At the end of I/O, Google’s annual developer conference at Shoreline Amphitheater in Mountain View, Google CEO Sundar Pichai revealed that the company said “AI” 121 times. This was, essentially, the gist of Google’s two-hour keynote — bringing AI into all of Google’s apps and services used by more than two billion people around the world. Here are all the major updates announced by Google at the event.
Gemini 1.5 Flash and Gemini 1.5 Pro updates
Google has announced an all-new AI model called Gemini 1.5 Flash, which it says is optimized for speed and efficiency. The Flash sits between the Gemini 1.5 Pro and Gemini 1.5 Nano, the company’s smallest model that runs natively on the device. Google said it created Flash because developers wanted a lighter, less expensive model than Gemini Pro for building AI-powered apps and services while retaining some things like a million-character long context window that set Gemini Pro apart from competing models. Later this year, Google will double the Gemini context window to 2 million tokens, meaning it will be able to process 2 hours of video, 22 hours of audio, and more than 60,000 lines of code or more than 1.4 million words in the same breath. the time. .
Astra Project
Google showed off Project Astra, an early version of a global AI-powered assistant, which Demis Hassabis, CEO of Google’s DeepMind, said is Google’s version of an AI agent “that could be useful in everyday life.”
In a video that Google says was filmed in one take, an Astra user moves around Google’s office in London holding his phone and pointing the camera at different things — a speaker, some code on a whiteboard, outside a window — and has a natural conversation with the app about what it looks like. The command. And in one of the most impressive moments in the video, she correctly tells the user where she left her glasses before without the user ever lifting her glasses.
The video ends with a surprise – when the user finds the missing glasses and puts them on, we learn that they have a built-in camera system and are able to use Project Astra to seamlessly have a conversation with the user, which could suggest that Google may be working on a competitor to Meta’s Ray Ban smart glasses.
Ask Google Images
Google Photos was already smart when it came to searching for specific photos or videos, but with AI, Google is taking things to the next level. If you’re a Google One subscriber in the US, you’ll be able to ask Google Photos a complex question like “Show me the best photo from every national park you’ve visited” when the feature is rolled out over the next few months. Google Photos will use your GPS information as well as its own judgment of what is “best” to provide you with options. You can also ask Google Photos to generate captions for posting photos on social media.
View and Imagine 3
Google’s new AI-powered media creation engines are called Veo and Imagine 3. Veo is Google’s answer to OpenAI’s Sora. Google said it can produce “high-quality” 1080p videos that can last “more than a minute,” and can understand cinematic concepts like time-lapse.
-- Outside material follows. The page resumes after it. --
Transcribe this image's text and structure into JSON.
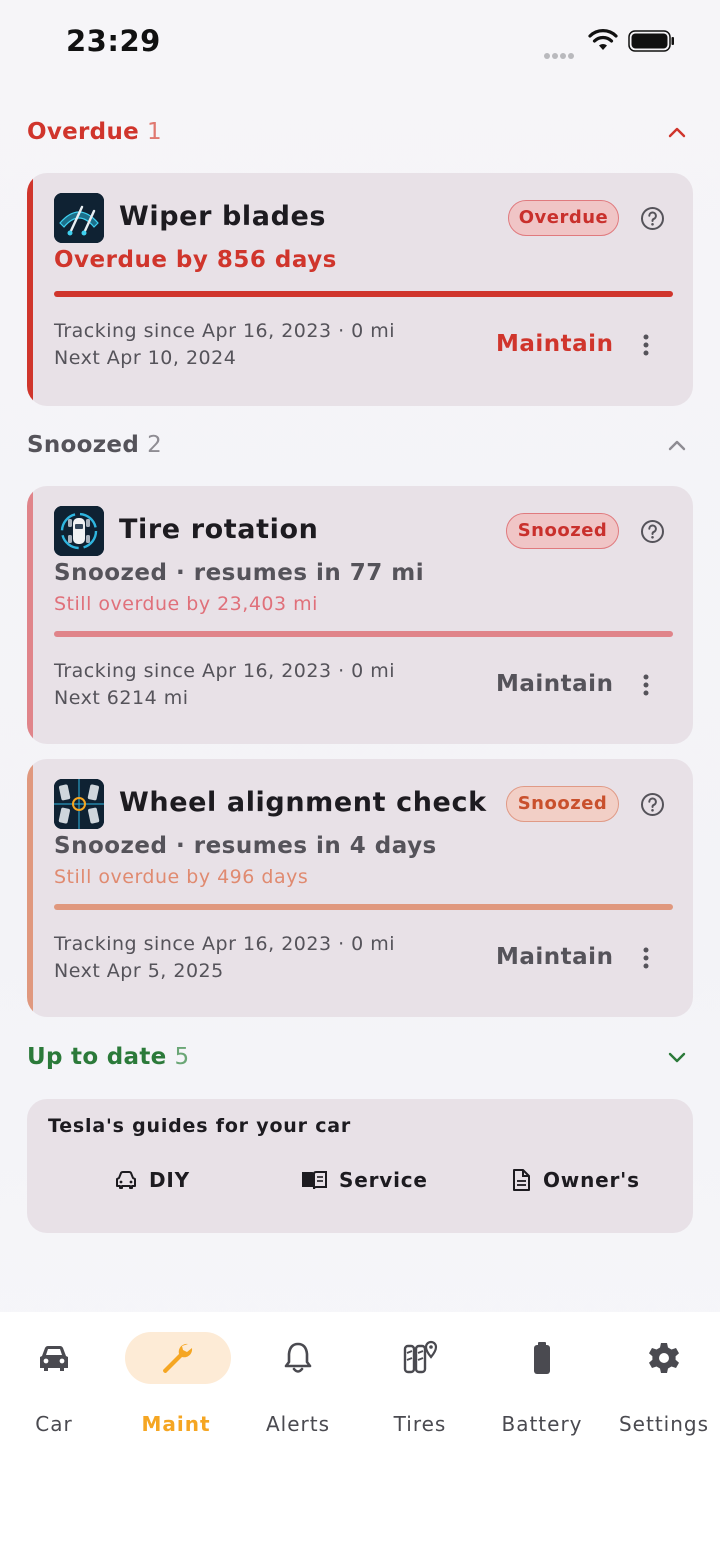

Meanwhile, Imagen 3 is a text-to-image generator that Google claims handles text better than its predecessor, Imagen 2. The result is the company’s highest-quality text-to-image model with an “amazing level of detail” for “realistic, lifelike images.” ” and fewer artifacts — which essentially pits it against OpenAI’s DALLE-3.
Big updates to Google Search
Google is making big changes to how search fundamentally works. Most of the updates announced today are like the ability to ask really complex questions (“Find the best yoga or Pilates studios in Boston and view details on offerings and walk times from Beacon Hill.”) and use search to plan meals and vacations. It won’t be available unless you sign up for Search Labs, the company’s platform that lets people try out beta features.
But the big new feature, which Google calls AI Overviews and which the company has been testing for a year now, is finally rolling out to millions of people in the United States. Google Search will now present AI-generated answers at the top of results by default, and the company says it will make the feature available to more than a billion users around the world by the end of the year.
Gemini on Android
Google is integrating Gemini directly into Android. When Android 15 is released later this year, Gemini will be aware of what app, photo, or video you’re playing, and they’ll be able to drag it as an overlay and ask it context-specific questions. Where does that leave Google Assistant that already does this? Who do you know! Google didn’t bring this up at all during today’s keynote.
There have been a bunch of other updates as well. Google said it will add digital watermarks to AI-generated videos and texts, make Gemini accessible in the side panel in Gmail and Docs, support an AI-powered virtual colleague in Workspace, listen to phone calls and detect if you’re actually being scammed time, and much more.